Esta tesis, conocida como teoría pictórica del significado, a pesar de ser de relevancia
central al Simbolismo construido en el Tractatus, no es una tesis central del Tractatus. Si este
fuera el caso, el Tractatus sería un tratado de lógica y poco más, precisamente como fue leído
por el Círculo de Viena. Respecto a la tesis central del Tractatus, Wittgenstein escribió:
The book's point is an ethical one. I once meant to include in the preface a
sentence which is not in fact there now but which I will write out for you here,
because it will perhaps be a key to the work for you. What I meant to write,
then, was this: My work consists of two parts: the one presented here plus all
that I have not written. And it is precisely this second part that is the important
one. My books draws limits to the sphere of the ethical from the inside as it
were, and I am convinced that this is the ONLY rigorous way of drawing those
limits. In short, I believe that where many others today are just gassing, I have
managed in my book to put everything firmly into place by being silent about
it. (1967, p, 143).
Pero que sean la unidad básica no implica que existan sin un hecho al que estén
adjuntos, porque es esencial al objeto que haga parte de un hecho, por lo que toda posibilidad
de los hechos ya está en el objeto. Así pues, no hay nada accidental en la lógica porque
implicaría que hay una posibilidad de hechos que no esté en el objeto, lo que no puede ser el
caso según lo antes dicho.
Por último, en esta sección de aforismos podemos ver los primeros esbozos de la
teoría pictórica del significado, pues (refiriéndose a si el mundo no tuviera substancia) “sería
entonces imposible pergeñar una figura del mundo (verdadera o falsa).” (Wittgenstein, 2017,
2.0211). De esta manera, la relación pictórica entre la lógica y el mundo descansa sobre los
objetos como unidad básica, porque de no serlo no habría un grupo de elementos que se
pudiesen contrastar entre la pintura y lo pintado.

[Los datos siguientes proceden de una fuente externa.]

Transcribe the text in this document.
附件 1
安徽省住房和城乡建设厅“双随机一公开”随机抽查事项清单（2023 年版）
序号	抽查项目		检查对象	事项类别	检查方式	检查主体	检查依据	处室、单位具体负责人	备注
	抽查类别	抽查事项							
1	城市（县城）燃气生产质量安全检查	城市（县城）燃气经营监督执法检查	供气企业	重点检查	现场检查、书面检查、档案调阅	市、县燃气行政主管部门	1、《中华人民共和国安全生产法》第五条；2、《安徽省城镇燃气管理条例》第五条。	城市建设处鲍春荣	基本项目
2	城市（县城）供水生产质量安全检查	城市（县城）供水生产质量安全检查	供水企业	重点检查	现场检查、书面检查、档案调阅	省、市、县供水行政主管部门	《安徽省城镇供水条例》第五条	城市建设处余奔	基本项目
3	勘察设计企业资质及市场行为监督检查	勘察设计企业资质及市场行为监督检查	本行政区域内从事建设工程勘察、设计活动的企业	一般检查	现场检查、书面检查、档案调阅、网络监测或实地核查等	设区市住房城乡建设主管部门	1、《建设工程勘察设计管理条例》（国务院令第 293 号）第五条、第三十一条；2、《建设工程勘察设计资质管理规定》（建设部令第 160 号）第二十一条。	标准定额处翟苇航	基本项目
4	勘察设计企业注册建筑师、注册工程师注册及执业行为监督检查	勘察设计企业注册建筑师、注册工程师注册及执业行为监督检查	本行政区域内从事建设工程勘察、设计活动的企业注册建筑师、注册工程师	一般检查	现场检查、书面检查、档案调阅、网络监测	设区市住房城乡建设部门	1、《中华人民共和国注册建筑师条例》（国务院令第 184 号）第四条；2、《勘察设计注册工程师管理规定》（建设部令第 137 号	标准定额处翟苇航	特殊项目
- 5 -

Continuando con la escalera, la figura lógica de los hechos, que constituyen los
estados de cosas, es el pensamiento. Siguiendo el aforismo 3.01, al pensar lo que hacemos es
hacernos una figura del mundo, en el sentido que se puede hacer una representación en
geometría. En este sentido de figuración, “representar en el lenguaje algo «que contradiga la
lógica» es cosa tan escasamente posible como representar en la geometría mediante sus
coordenadas una figura que contradiga las leyes del espacio” (Wittgenstein, 2017, 3.032.) Por
lo tanto, nuestras posibilidades de figuración vienen determinadas por la lógica subyacente a
nuestro lenguaje, lo que se intenta describir en el Tractatus.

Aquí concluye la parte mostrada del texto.